🤖 AI Summary
Existing deep learning models struggle to effectively model irregularly sampled clinical time-series data and lack interpretability, limiting the reliability of early warning systems for acute kidney injury (AKI). This work proposes CT-Former, a novel framework that uniquely integrates continuous-time state evolution with a causal Transformer architecture. By modeling patient trajectories in continuous time and introducing a causal attention mechanism, CT-Former explicitly constructs a structured causal matrix to trace the origin pathways of critical physiological abnormalities. The method avoids opaque black-box aggregation of hidden states through a decoupled two-stage training strategy that optimizes causal fusion.
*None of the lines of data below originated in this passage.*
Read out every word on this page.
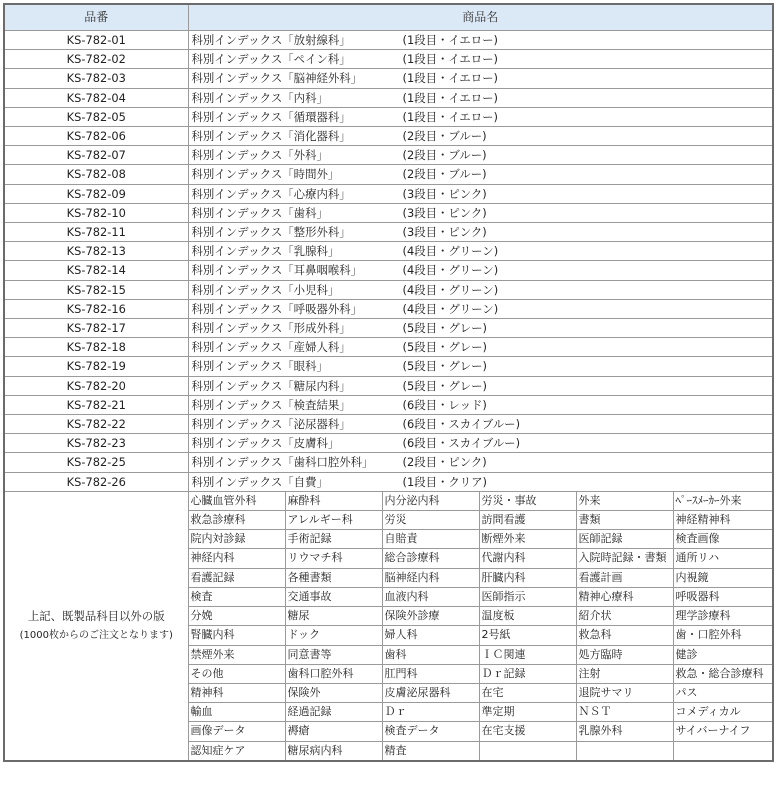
品番	商品名					
KS-782-01	科別インデックス「放射線科」 (1段目・イエロー)					
KS-782-02	科別インデックス「ペイン科」 (1段目・イエロー)					
KS-782-03	科別インデックス「脳神経外科」 (1段目・イエロー)					
KS-782-04	科別インデックス「内科」 (1段目・イエロー)					
KS-782-05	科別インデックス「循環器科」 (1段目・イエロー)					
KS-782-06	科別インデックス「消化器科」 (2段目・ブルー)					
KS-782-07	科別インデックス「外科」 (2段目・ブルー)					
KS-782-08	科別インデックス「時間外」 (2段目・ブルー)					
KS-782-09	科別インデックス「心療内科」 (3段目・ピンク)					
KS-782-10	科別インデックス「歯科」 (3段目・ピンク)					
KS-782-11	科別インデックス「整形外科」 (3段目・ピンク)					
KS-782-13	科別インデックス「乳腺科」 (4段目・グリーン)					
KS-782-14	科別インデックス「耳鼻咽喉科」 (4段目・グリーン)					
KS-782-15	科別インデックス「小児科」 (4段目・グリーン)					
KS-782-16	科別インデックス「呼吸器外科」 (4段目・グリーン)					
KS-782-17	科別インデックス「形成外科」 (5段目・グレー)					
KS-782-18	科別インデックス「産婦人科」 (5段目・グレー)					
KS-782-19	科別インデックス「眼科」 (5段目・グレー)					
KS-782-20	科別インデックス「糖尿内科」 (5段目・グレー)					
KS-782-21	科別インデックス「検査結果」 (6段目・レッド)					
KS-782-22	科別インデックス「泌尿器科」 (6段目・スカイブルー)					
KS-782-23	科別インデックス「皮膚科」 (6段目・スカイブルー)					
KS-782-25	科別インデックス「歯科口腔外科」 (2段目・ピンク)					
KS-782-26	科別インデックス「自費」 (1段目・クリア)					

上記、既製品科目以外の版
(1000枚からのご注文となります)	心臓血管外科	麻酔科	内分泌内科	労災・事故	外来	ﾍﾟｰｽﾒｰｶｰ外来
	救急診療科	アレルギー科	労災	訪問看護	書類	神経精神科
	院内対診録	手術記録	自賠責	断煙外来	医師記録	検査画像
	神経内科	リウマチ科	総合診療科	代謝内科	入院時記録・書類	通所リハ
	看護記録	各種書類	脳神経内科	肝臓内科	看護計画	内視鏡
	検査	交通事故	血液内科	医師指示	精神心療科	呼吸器科
	分娩	糖尿	保険外診療	温度板	紹介状	理学診療科
	腎臓内科	ドック	婦人科	2号紙	救急科	歯・口腔外科
	禁煙外来	同意書等	歯科	ＩＣ関連	処方臨時	健診
	その他	歯科口腔外科	肛門科	Ｄｒ記録	注射	救急・総合診療科
	精神科	保険外	皮膚泌尿器科	在宅	退院サマリ	パス
	輸血	経過記録	Ｄｒ	準定期	ＮＳＴ	コメディカル
	画像データ	褥瘡	検査データ	在宅支援	乳腺外科	サイバーナイフ
	認知症ケア	糖尿病内科	精査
Evaluated on the MIMIC-IV cohort (N=18,419), CT-Former significantly outperforms current state-of-the-art approaches, achieving high-accuracy, interpretable early prediction of AKI.
📝 Abstract
Accurate early prediction of Acute Kidney Injury (AKI) is critical for timely clinical intervention. However, existing deep learning models struggle with irregularly sampled data and suffer from the opaque "black-box" nature of sequential architectures, strictly limiting clinical trust. To address these challenges, we propose CT-Former, integrating continuous-time modeling with a Causal-Transformer. To handle data irregularity without biased artificial imputation, our framework utilizes a continuous-time state evolution mechanism to naturally track patient temporal trajectories. To resolve the black-box problem, our Causal-Attention module abandons uninterpretable hidden state aggregation. Instead, it generates a directed structural causal matrix to identify and trace the exact historical onset of severe physiological shocks. By establishing clear causal pathways between historical anomalies and current risk predictions, CT-Former provides native clinical interpretability. Training follows a decoupled two-stage protocol to optimize the causal-fusion process independently. Extensive experiments on the MIMIC-IV cohort (N=18,419) demonstrate that CT-Former significantly outperforms state-of-the-art baselines. The results confirm that our explicitly transparent architecture offers an accurate and trustworthy tool for clinical decision-making.